Clinton's time as a public figure has come during a transitional period in which female politicians have achieved greater acceptance - and power - in American society. If, as Clinton herself predicts, America will soon elect a female president, she will be credited with helping to pave the way even if she never takes the oath of office.
After her failure with health care reform, Clinton saw her public role diminish within her husband's administration; her most high-profile moment for the rest of his two terms came in 1998, when she publicly defended her husband after his affair with White House intern Monica Lewinsky. (At the time, you may recall, she derided the accusations as being part of a "vast right-wing conspiracy.") Her approval rating ticked up during this period - hitting 67 percent in 1999 - ahead of her 2000 Senate run.
Clinton won the Senate seat but lost support as she did so, with her approval rating dropping back down below 50 percent. Her behavior in the Senate, however, won her plaudits even from Republican lawmakers, who professed admiration (and surprise) that she was following the chamber's traditions and largely deferring to longer-serving members.

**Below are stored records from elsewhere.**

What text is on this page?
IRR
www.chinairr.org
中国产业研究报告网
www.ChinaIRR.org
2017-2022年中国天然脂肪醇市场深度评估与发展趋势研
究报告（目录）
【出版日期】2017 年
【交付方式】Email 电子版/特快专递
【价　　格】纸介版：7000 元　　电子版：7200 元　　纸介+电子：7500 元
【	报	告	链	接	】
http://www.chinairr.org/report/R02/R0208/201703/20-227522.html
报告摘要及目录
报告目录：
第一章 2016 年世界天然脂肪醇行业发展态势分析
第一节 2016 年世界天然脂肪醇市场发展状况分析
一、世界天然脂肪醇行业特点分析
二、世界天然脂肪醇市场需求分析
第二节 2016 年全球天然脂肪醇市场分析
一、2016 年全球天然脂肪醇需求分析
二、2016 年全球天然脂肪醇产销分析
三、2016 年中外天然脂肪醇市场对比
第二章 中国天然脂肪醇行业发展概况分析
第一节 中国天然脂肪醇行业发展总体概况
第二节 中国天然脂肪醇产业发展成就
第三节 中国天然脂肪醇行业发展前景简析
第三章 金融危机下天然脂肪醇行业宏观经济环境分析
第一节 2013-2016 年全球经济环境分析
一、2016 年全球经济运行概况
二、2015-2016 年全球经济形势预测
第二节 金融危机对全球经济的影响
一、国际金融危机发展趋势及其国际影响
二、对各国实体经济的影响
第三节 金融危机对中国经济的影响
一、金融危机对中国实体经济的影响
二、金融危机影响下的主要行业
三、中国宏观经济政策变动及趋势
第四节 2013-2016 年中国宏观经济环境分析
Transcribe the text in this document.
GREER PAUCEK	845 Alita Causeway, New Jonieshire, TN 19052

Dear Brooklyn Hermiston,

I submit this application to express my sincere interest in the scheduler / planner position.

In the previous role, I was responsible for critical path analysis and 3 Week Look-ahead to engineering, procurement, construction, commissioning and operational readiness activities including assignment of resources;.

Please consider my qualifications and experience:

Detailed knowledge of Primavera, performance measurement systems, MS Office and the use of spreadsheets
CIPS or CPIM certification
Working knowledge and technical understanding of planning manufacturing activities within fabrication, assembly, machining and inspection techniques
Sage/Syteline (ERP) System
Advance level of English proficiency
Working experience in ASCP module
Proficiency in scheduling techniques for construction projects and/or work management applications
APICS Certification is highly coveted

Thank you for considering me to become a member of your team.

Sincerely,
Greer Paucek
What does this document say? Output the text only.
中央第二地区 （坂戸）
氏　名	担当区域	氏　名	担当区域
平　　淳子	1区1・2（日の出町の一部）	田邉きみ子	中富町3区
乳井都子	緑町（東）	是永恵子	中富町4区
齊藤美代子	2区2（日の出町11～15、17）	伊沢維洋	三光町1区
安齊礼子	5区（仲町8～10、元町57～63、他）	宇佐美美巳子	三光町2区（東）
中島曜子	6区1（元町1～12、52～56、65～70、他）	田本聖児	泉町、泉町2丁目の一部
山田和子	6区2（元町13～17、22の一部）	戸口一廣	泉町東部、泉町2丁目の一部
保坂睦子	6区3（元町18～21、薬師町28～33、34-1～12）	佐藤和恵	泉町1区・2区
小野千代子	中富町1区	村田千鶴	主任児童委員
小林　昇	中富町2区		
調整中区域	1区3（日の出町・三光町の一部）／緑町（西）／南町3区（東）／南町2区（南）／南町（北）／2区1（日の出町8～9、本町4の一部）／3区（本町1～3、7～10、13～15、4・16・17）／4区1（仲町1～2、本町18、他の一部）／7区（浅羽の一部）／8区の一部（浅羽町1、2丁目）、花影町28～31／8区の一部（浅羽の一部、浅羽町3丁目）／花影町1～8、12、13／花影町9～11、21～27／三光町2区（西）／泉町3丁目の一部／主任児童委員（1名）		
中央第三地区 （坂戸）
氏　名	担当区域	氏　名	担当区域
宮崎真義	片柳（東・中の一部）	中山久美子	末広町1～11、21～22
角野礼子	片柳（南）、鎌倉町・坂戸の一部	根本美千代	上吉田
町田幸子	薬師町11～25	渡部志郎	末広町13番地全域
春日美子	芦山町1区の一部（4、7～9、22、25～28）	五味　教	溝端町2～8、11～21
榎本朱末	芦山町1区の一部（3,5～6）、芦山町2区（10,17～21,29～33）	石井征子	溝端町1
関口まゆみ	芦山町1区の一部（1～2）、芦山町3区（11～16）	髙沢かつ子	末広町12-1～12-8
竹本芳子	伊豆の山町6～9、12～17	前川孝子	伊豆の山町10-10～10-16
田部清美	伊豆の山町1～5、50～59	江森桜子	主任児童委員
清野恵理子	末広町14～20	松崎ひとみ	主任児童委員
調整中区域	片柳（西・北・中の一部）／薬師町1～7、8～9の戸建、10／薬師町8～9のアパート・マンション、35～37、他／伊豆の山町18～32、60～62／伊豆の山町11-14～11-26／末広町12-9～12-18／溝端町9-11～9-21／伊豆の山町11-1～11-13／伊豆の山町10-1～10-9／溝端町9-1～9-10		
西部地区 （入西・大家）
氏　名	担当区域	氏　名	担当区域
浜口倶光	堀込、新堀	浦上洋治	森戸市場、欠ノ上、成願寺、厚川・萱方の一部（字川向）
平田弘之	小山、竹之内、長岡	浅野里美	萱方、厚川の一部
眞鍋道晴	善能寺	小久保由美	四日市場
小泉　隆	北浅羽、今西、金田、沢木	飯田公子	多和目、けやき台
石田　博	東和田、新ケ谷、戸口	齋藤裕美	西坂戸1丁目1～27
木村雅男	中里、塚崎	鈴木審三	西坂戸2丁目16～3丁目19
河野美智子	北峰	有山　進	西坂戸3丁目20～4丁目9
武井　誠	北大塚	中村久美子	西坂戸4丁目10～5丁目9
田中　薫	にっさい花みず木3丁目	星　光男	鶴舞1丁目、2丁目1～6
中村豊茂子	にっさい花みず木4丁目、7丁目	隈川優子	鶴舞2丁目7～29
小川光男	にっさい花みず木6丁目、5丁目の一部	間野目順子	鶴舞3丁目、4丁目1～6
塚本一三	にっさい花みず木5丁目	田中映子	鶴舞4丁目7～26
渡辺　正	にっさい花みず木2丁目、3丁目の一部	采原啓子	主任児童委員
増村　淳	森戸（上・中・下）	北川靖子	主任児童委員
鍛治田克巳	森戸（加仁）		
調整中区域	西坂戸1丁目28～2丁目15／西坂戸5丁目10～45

Still, after easily winning a second term in 2006, Clinton entered the 2008 presidential race as a divisive figure, and it was not until she lost the Democratic nomination to Barack Obama that her favorable rating started rising to where it stands today. That rating has stayed above 60 percent since 2009, as Americans have overwhelmingly stated approval of Clinton's performance as Secretary of State.
"Because she's not running for office and she's not an active part of Obama's re-election campaign, because she can't be, she has virtually complete control of the image the public has of her," says Jennifer Lawless, director of the Women & Politics Institute at American University.
Lawless says Clinton has reflected nearly "every single aspect of people's attitudes toward female politicians" during her two decades as a public figure, arguing that what was once perceived as a liability is now a strength.
"I don't think that anybody would question if she would, as George W. Bush would say, look the terrorists in the eye," she said. "A woman who was perceived as threatening was transformed into being able to legislate on all fronts and represent the administration beautifully."
Hess, of the Brookings Institution, says that one simple explanation for Clinton's current popularity is her performance as an "indefatigable" Secretary of State. "We're doing pretty well under her tutelage in foreign relations at a time when Americans are not very happy with things domestically," he says.
Hess also sees a strain running through Clinton's career - as a first lady standing by her husband, a presidential candidate who joined her bitterest rival and the world's top diplomat - that strikes a chord with Americans.
"There's something that we like about her loyalty," he says.
A woman who told "60 Minutes" in 1992 that she isn't "some little woman standing by my man like Tammy Wynette" in response to questions about her husband's alleged infidelity is also widely perceived, correctly or not, as having lost some of the rough edges she had when she burst onto the national scene. (She later clarified that she was referring to Wynette's song, "Stand By Your Man," rather than the singer's behavior, with that comment.) The Hillary Clinton that now exists in the public imagination is perhaps now best reflected the popular "Texts From Hillary" site, which presents Clinton as all business but also human - a wry and knowing veteran of two decades of political combat.
That perception will undeniably change if Clinton decides to run for president in 2016 and has to reenter the political fray. But for now, Clinton seems to have earned a place in the cultural firmament as the ultimate survivor, someone who endured public adversity and emerged battered but resilient on the other side.
"She holds on to us," said Hess, "and we hold on to her."